Gene Kennedy reportingThe scenario is two military planes colliding in mid-air and massive response to save dozens of victims, but it's only a training exercise. The mock crash played out this morning at Ogden Regional Airport.
In the exercise a C-130 and C-9 collided during an emergency landing. Parts of the planes were scattered in a nearby field, and emergency crews rushed to aid victims.
There were more than 60 victims at the Ogden location and several others at another mock training site in Farmington Canyon. So, the exercise was going on simultaneously at two locations.
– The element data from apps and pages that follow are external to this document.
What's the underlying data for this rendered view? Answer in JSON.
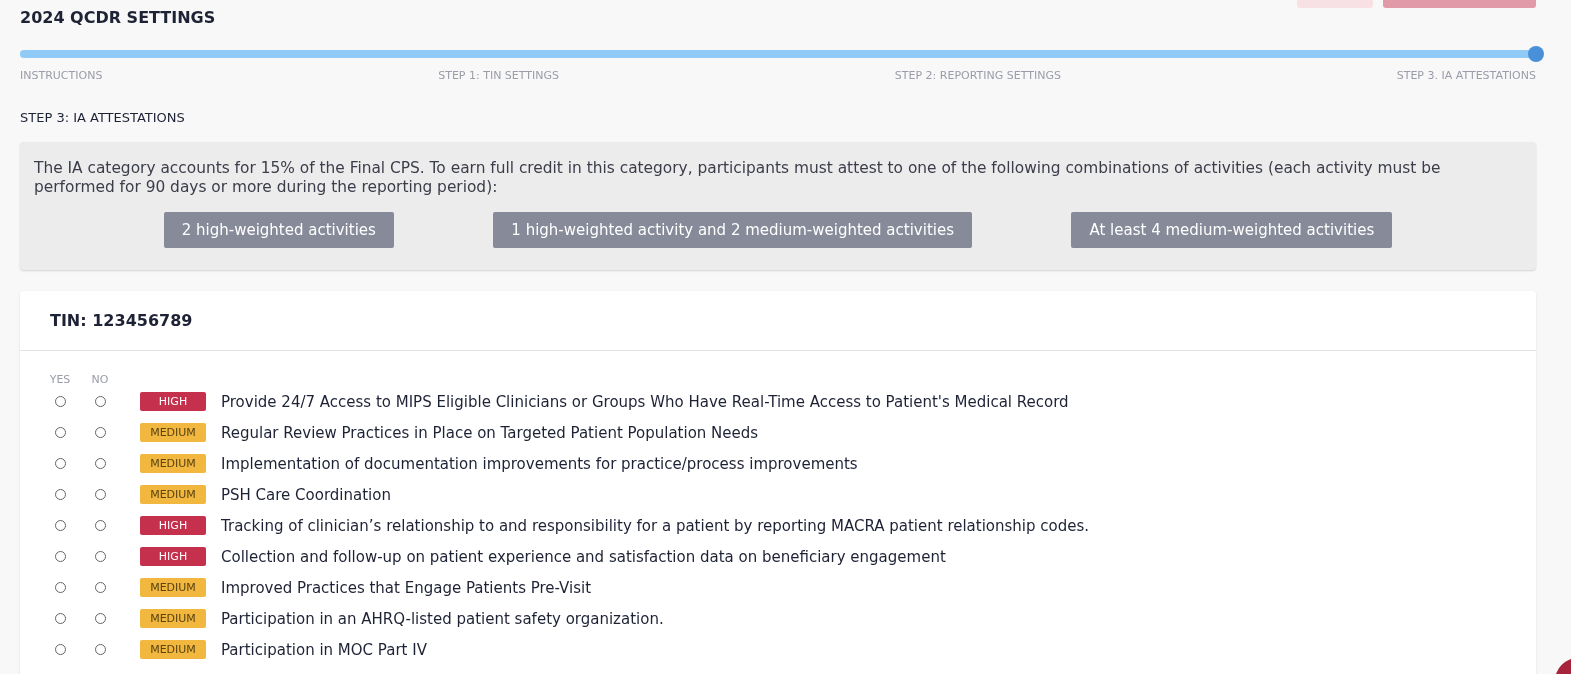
{
  "page_title": "2024 QCDR SETTINGS",
  "progress": {
    "level": 1,
    "steps": [
      "INSTRUCTIONS",
      "STEP 1: TIN SETTINGS",
      "STEP 2: REPORTING SETTINGS",
      "STEP 3. IA ATTESTATIONS"
    ]
  },
  "section_title": "STEP 3: IA ATTESTATIONS",
  "info": {
    "text": "The IA category accounts for 15% of the Final CPS. To earn full credit in this category, participants must attest to one of the following combinations of activities (each activity must be performed for 90 days or more during the reporting period):",
    "options": [
      "2 high-weighted activities",
      "1 high-weighted activity and 2 medium-weighted activities",
      "At least 4 medium-weighted activities"
    ]
  },
  "tin": {
    "title": "TIN: 123456789",
    "columns": [
      "YES",
      "NO"
    ],
    "activities": [
      {
        "yes": false,
        "no": false,
        "kind": "high",
        "weight": "HIGH",
        "name": "Provide 24/7 Access to MIPS Eligible Clinicians or Groups Who Have Real-Time Access to Patient's Medical Record"
      },
      {
        "yes": false,
        "no": false,
        "kind": "medium",
        "weight": "MEDIUM",
        "name": "Regular Review Practices in Place on Targeted Patient Population Needs"
      },
      {
        "yes": false,
        "no": false,
        "kind": "medium",
        "weight": "MEDIUM",
        "name": "Implementation of documentation improvements for practice/process improvements"
      },
      {
        "yes": false,
        "no": false,
        "kind": "medium",
        "weight": "MEDIUM",
        "name": "PSH Care Coordination"
      },
      {
        "yes": false,
        "no": false,
        "kind": "high",
        "weight": "HIGH",
        "name": "Tracking of clinician’s relationship to and responsibility for a patient by reporting MACRA patient relationship codes."
      },
      {
        "yes": false,
        "no": false,
        "kind": "high",
        "weight": "HIGH",
        "name": "Collection and follow-up on patient experience and satisfaction data on beneficiary engagement"
      },
      {
        "yes": false,
        "no": false,
        "kind": "medium",
        "weight": "MEDIUM",
        "name": "Improved Practices that Engage Patients Pre-Visit"
      },
      {
        "yes": false,
        "no": false,
        "kind": "medium",
        "weight": "MEDIUM",
        "name": "Participation in an AHRQ-listed patient safety organization."
      },
      {
        "yes": false,
        "no": false,
        "kind": "medium",
        "weight": "MEDIUM",
        "name": "Participation in MOC Part IV"
      }
    ]
  }
}
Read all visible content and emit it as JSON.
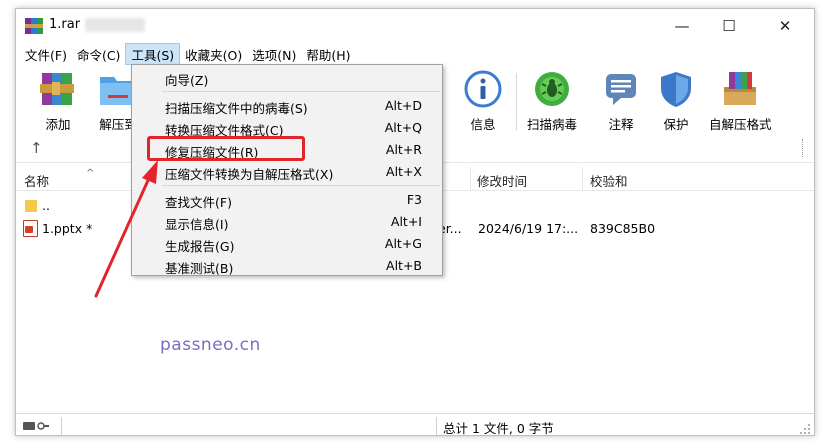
{
  "window": {
    "title": "1.rar",
    "controls": {
      "minimize": "—",
      "maximize": "☐",
      "close": "✕"
    }
  },
  "menubar": [
    {
      "label": "文件(F)"
    },
    {
      "label": "命令(C)"
    },
    {
      "label": "工具(S)",
      "active": true
    },
    {
      "label": "收藏夹(O)"
    },
    {
      "label": "选项(N)"
    },
    {
      "label": "帮助(H)"
    }
  ],
  "toolbar": {
    "add": "添加",
    "extract": "解压到",
    "info": "信息",
    "scan": "扫描病毒",
    "comment": "注释",
    "protect": "保护",
    "sfx": "自解压格式",
    "icons": {
      "add": "archive-add-icon",
      "extract": "folder-extract-icon",
      "info": "info-icon",
      "scan": "virus-scan-icon",
      "comment": "comment-icon",
      "protect": "shield-icon",
      "sfx": "sfx-icon"
    }
  },
  "columns": {
    "name": "名称",
    "modified": "修改时间",
    "checksum": "校验和"
  },
  "files": [
    {
      "name": "..",
      "icon": "folder-up-icon"
    },
    {
      "name": "1.pptx *",
      "icon": "pptx-icon",
      "type_partial": "er...",
      "modified": "2024/6/19 17:...",
      "checksum": "839C85B0"
    }
  ],
  "tools_menu": [
    {
      "label": "向导(Z)",
      "shortcut": ""
    },
    {
      "label": "扫描压缩文件中的病毒(S)",
      "shortcut": "Alt+D"
    },
    {
      "label": "转换压缩文件格式(C)",
      "shortcut": "Alt+Q"
    },
    {
      "label": "修复压缩文件(R)",
      "shortcut": "Alt+R",
      "highlighted": true
    },
    {
      "label": "压缩文件转换为自解压格式(X)",
      "shortcut": "Alt+X"
    },
    {
      "label": "查找文件(F)",
      "shortcut": "F3"
    },
    {
      "label": "显示信息(I)",
      "shortcut": "Alt+I"
    },
    {
      "label": "生成报告(G)",
      "shortcut": "Alt+G"
    },
    {
      "label": "基准测试(B)",
      "shortcut": "Alt+B"
    }
  ],
  "status": {
    "summary": "总计 1 文件, 0 字节"
  },
  "watermark": "passneo.cn",
  "colors": {
    "highlight": "#e3252b",
    "menu_active_bg": "#cce4f7",
    "watermark": "#7b6cc6"
  }
}
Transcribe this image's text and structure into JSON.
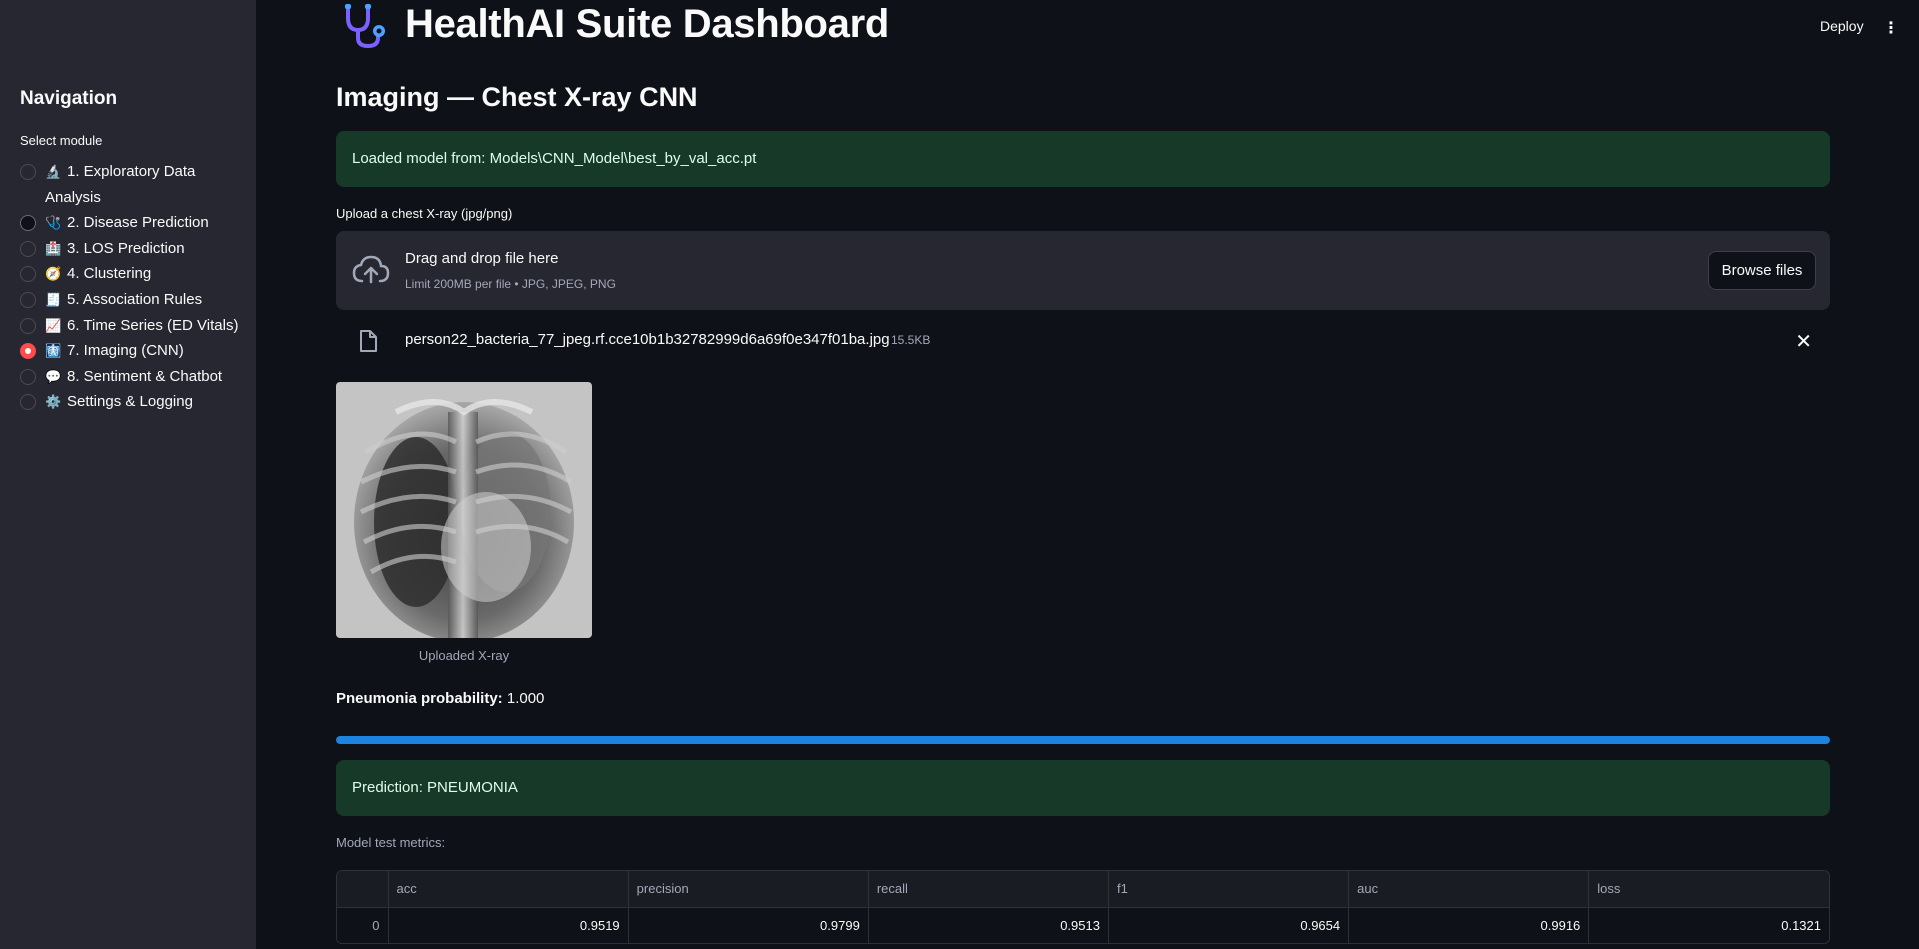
{
  "app": {
    "title": "HealthAI Suite Dashboard",
    "logo_icon": "stethoscope-icon",
    "deploy_label": "Deploy",
    "menu_icon": "kebab-menu-icon"
  },
  "sidebar": {
    "title": "Navigation",
    "select_label": "Select module",
    "selected_index": 6,
    "items": [
      {
        "emoji": "🔬",
        "label": "1. Exploratory Data Analysis"
      },
      {
        "emoji": "🩺",
        "label": "2. Disease Prediction"
      },
      {
        "emoji": "🏥",
        "label": "3. LOS Prediction"
      },
      {
        "emoji": "🧭",
        "label": "4. Clustering"
      },
      {
        "emoji": "🧾",
        "label": "5. Association Rules"
      },
      {
        "emoji": "📈",
        "label": "6. Time Series (ED Vitals)"
      },
      {
        "emoji": "🩻",
        "label": "7. Imaging (CNN)"
      },
      {
        "emoji": "💬",
        "label": "8. Sentiment & Chatbot"
      },
      {
        "emoji": "⚙️",
        "label": "Settings & Logging"
      }
    ]
  },
  "main": {
    "page_title": "Imaging — Chest X-ray CNN",
    "model_loaded_msg": "Loaded model from: Models\\CNN_Model\\best_by_val_acc.pt",
    "upload": {
      "label": "Upload a chest X-ray (jpg/png)",
      "dropzone_title": "Drag and drop file here",
      "dropzone_limit": "Limit 200MB per file • JPG, JPEG, PNG",
      "browse_label": "Browse files",
      "file_name": "person22_bacteria_77_jpeg.rf.cce10b1b32782999d6a69f0e347f01ba.jpg",
      "file_size": "15.5KB"
    },
    "image_caption": "Uploaded X-ray",
    "probability_label": "Pneumonia probability:",
    "probability_value": "1.000",
    "progress_fraction": 1.0,
    "prediction_msg": "Prediction: PNEUMONIA",
    "metrics_label": "Model test metrics:",
    "metrics": {
      "columns": [
        "",
        "acc",
        "precision",
        "recall",
        "f1",
        "auc",
        "loss"
      ],
      "rows": [
        [
          "0",
          "0.9519",
          "0.9799",
          "0.9513",
          "0.9654",
          "0.9916",
          "0.1321"
        ]
      ]
    }
  },
  "colors": {
    "background": "#0e1117",
    "sidebar": "#262730",
    "success_bg": "#173928",
    "progress": "#1c83e1",
    "radio_selected": "#ff4b4b"
  }
}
It challenged 24 agencies to coordinate, with paramedics helping victims and determining who needs to go to the hospital first. Fire trucks had to coordinate with ambulances that brought these mock victims to two Ogden hospitals. So, in the drill, ERs were inundated with patients.
In real life, this is an unlikely scenario. But everyone agrees it's good to practice.
It's just good because the next time, if it did happen, we'd know what to do a little bit quicker," said paramedic Jason Poulsen.
Loretta Cole, with the American Red Cross, said, "It's very beneficial. It helps us to know, just like everything else, where the weaknesses are, what we need to change, maybe what we need to, what we can do better."
"Well, look at the alternative: What if you don't do this kind of a practice? What is the alternative? Then when we have the real event we'll drop the ball," explained emergency coordinator Lance Peterson.
As for the mock victims, they ranged in age from 16 to 24. Paramedics say they played along well, and for them, it was a chance to see just how involved a mass casualty incident is.
During this exercise, we even saw some fake smoke to give it some realism. But that's not the smoke many have seen in the area. The black smoke above Davis and Weber counties is coming from some controlled burns near the Ogden Bay Waterfowl Management Area.